7 1.3 Maksud dan Tujuan Penelitian Maksud penelitian ini dilakukan untuk memperoleh informasi dan datadata yang relevan dengan objek penelitian yang penulis kaji, sehingga setelah data yang sudah diolah dan dianalisis dapat dijadikan bahan pengujian teori dan praktek. Sedangkan tujuan yang ingin dicapai adalah sebagai berikut: 1. Untuk mengetahui pengaruh partisipasi penyusunan anggaran terhadap akuntabilitas kinerja instansi pemerintah daerah Kota Bandung. 2. Untuk mengetahui pengaruh kejelasan sasaran anggaran terhadap akuntabilitas kinerja instansi pemerintah daerah Kota Bandung. 3. Untuk mengetahui pengaruh partisipasi penyusunan anggaran dan kejelasan sasaran anggaran terhadap akuntabilitas kinerja instansi pemerintah daerah Kota Bandung. 1.4 Manfaat Penelitian Dari hasil penelitian ini penulis mengharapkan dapat memberikan manfaat sebagai berikut : 1. Bagi Penulis Penelitian ini sebagai pembelajaran awal dalam melakukan penelitian juga menambah pamahaman tentang bagaimana pengaruh partisipasi penyusunan anggaran dan kejelasan sasaran anggaran terhadap akuntabilitas kinerja instansi pemerintah daerah di kota Bandung beserta fenomena yang terjadi di dalamnya.
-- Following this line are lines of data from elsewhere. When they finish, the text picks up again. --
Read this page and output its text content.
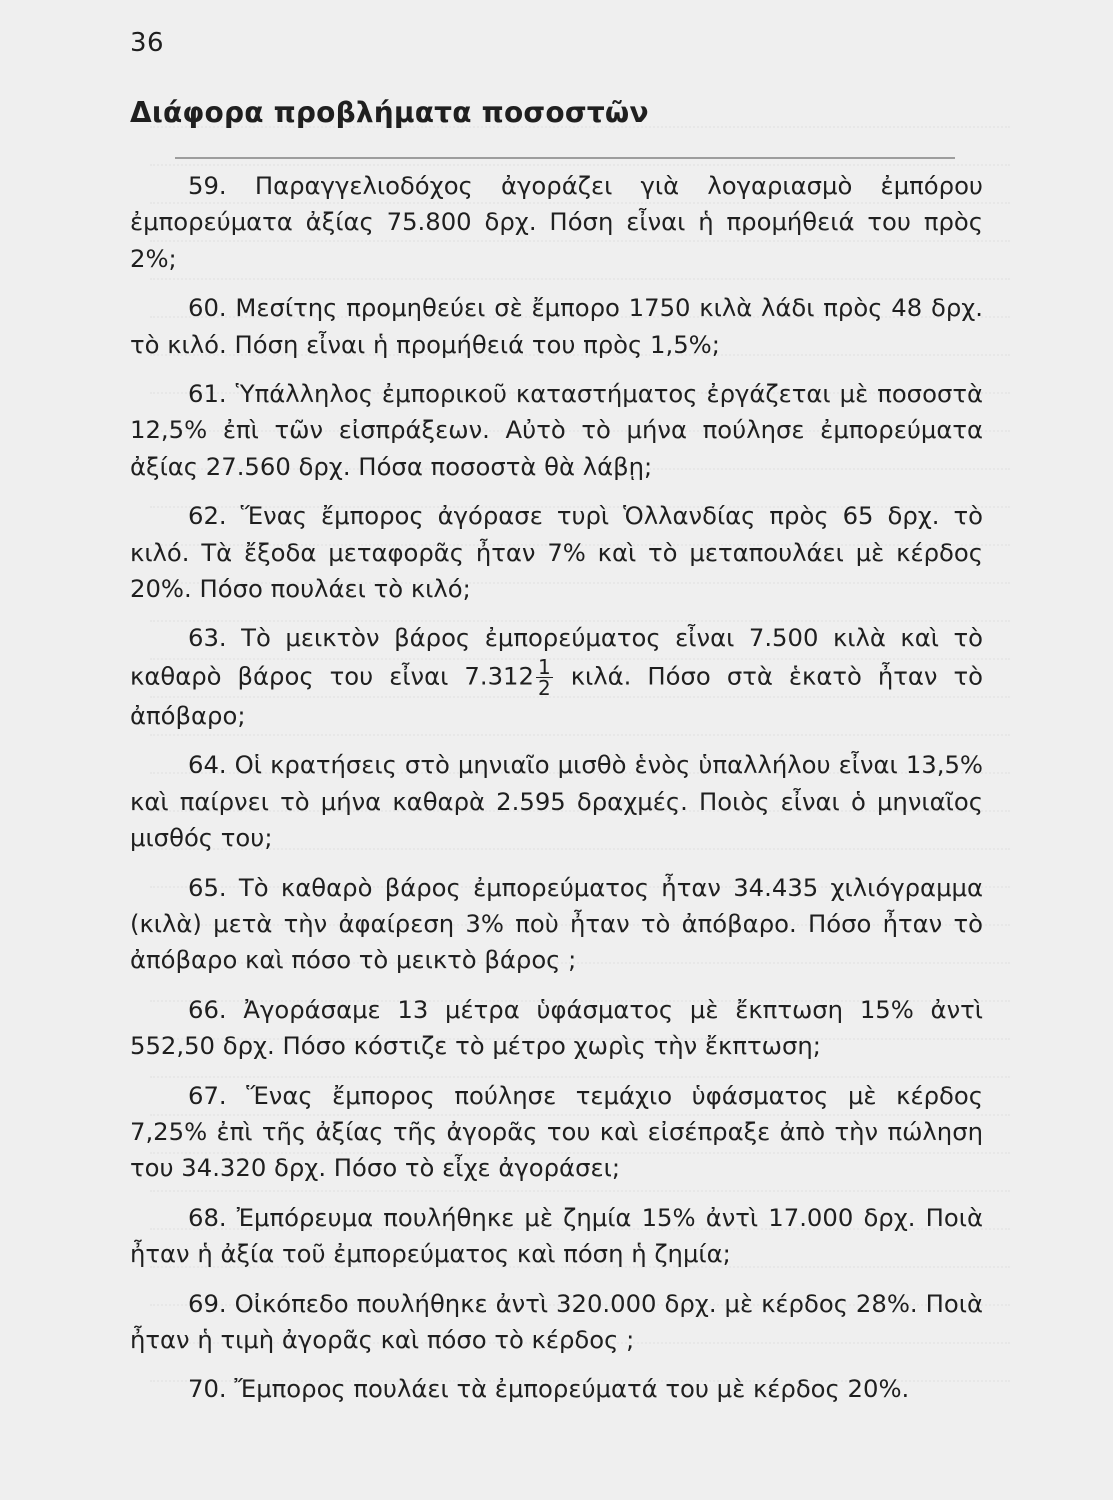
36
Διάφορα προβλήματα ποσοστῶν

59. Παραγγελιοδόχος ἀγοράζει γιὰ λογαριασμὸ ἐμπόρου ἐμπορεύματα ἀξίας 75.800 δρχ. Πόση εἶναι ἡ προμήθειά του πρὸς 2%;

60. Μεσίτης προμηθεύει σὲ ἔμπορο 1750 κιλὰ λάδι πρὸς 48 δρχ. τὸ κιλό. Πόση εἶναι ἡ προμήθειά του πρὸς 1,5%;

61. Ὑπάλληλος ἐμπορικοῦ καταστήματος ἐργάζεται μὲ ποσοστὰ 12,5% ἐπὶ τῶν εἰσπράξεων. Αὐτὸ τὸ μήνα πούλησε ἐμπορεύματα ἀξίας 27.560 δρχ. Πόσα ποσοστὰ θὰ λάβῃ;

62. Ἕνας ἔμπορος ἀγόρασε τυρὶ Ὁλλανδίας πρὸς 65 δρχ. τὸ κιλό. Τὰ ἔξοδα μεταφορᾶς ἦταν 7% καὶ τὸ μεταπουλάει μὲ κέρδος 20%. Πόσο πουλάει τὸ κιλό;

63. Τὸ μεικτὸν βάρος ἐμπορεύματος εἶναι 7.500 κιλὰ καὶ τὸ καθαρὸ βάρος του εἶναι $7.312 \frac{1}{2} \kappa\iota\lambda ά$. Πόσο στὰ ἑκατὸ ἦταν τὸ ἀπόβαρο;

64. Οἱ κρατήσεις στὸ μηνιαῖο μισθὸ ἑνὸς ὑπαλλήλου εἶναι 13,5% καὶ παίρνει τὸ μήνα καθαρὰ 2.595 δραχμές. Ποιὸς εἶναι ὁ μηνιαῖος μισθός του;

65. Τὸ καθαρὸ βάρος ἐμπορεύματος ἦταν 34.435 χιλιόγραμμα (κιλὰ) μετὰ τὴν ἀφαίρεση 3% ποὺ ἦταν τὸ ἀπόβαρο. Πόσο ἦταν τὸ ἀπόβαρο καὶ πόσο τὸ μεικτὸ βάρος ;

66. Ἀγοράσαμε 13 μέτρα ὑφάσματος μὲ ἔκπτωση 15% ἀντὶ 552,50 δρχ. Πόσο κόστιζε τὸ μέτρο χωρὶς τὴν ἔκπτωση;

67. Ἕνας ἔμπορος πούλησε τεμάχιο ὑφάσματος μὲ κέρδος 7,25% ἐπὶ τῆς ἀξίας τῆς ἀγορᾶς του καὶ εἰσέπραξε ἀπὸ τὴν πώληση του 34.320 δρχ. Πόσο τὸ εἶχε ἀγοράσει;

68. Ἐμπόρευμα πουλήθηκε μὲ ζημία 15% ἀντὶ 17.000 δρχ. Ποιὰ ἦταν ἡ ἀξία τοῦ ἐμπορεύματος καὶ πόση ἡ ζημία;

69. Οἰκόπεδο πουλήθηκε ἀντὶ 320.000 δρχ. μὲ κέρδος 28%. Ποιὰ ἦταν ἡ τιμὴ ἀγορᾶς καὶ πόσο τὸ κέρδος ;

70. Ἔμπορος πουλάει τὰ ἐμπορεύματά του μὲ κέρδος 20%.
8 2. Bagi Pemerintah Daerah Kota Bandung Penelitian ini diharapkan dapat menjadi masukan dan bahan pertimbangan dalam pelaksanaan otonomi daerah khususnya dalam partisipasi penyusunan anggaran dan kejelasan sasaran anggaran terhadap akuntabilitas kinerja instansi pemerintah daerah agar terciptanya akuntabilitas kinerja pemerintah yang baik. 3. Bagi Peneliti Selanjutnya Hasil penelitian ini diharapkan dapat digunakan sebagai referensi untuk pengembangan serta menjadi sumber informasi atau masukan bagi peneliti selanjutnya dalam bidang yang sejenis. 1.5 Lokasi dan Waktu Penelitian Untuk memperoleh data sehubungan dengan masalah yang akan dibahas dalam penyusunan skripsi ini, maka penulis akan melakukan penelitian pada Dinas SKPD Pemerintah Daerah kota Bandung. Dengan waktu penelitian dilaksanakan pada bulan Oktober 2015 sampai dengan bulan November 2015.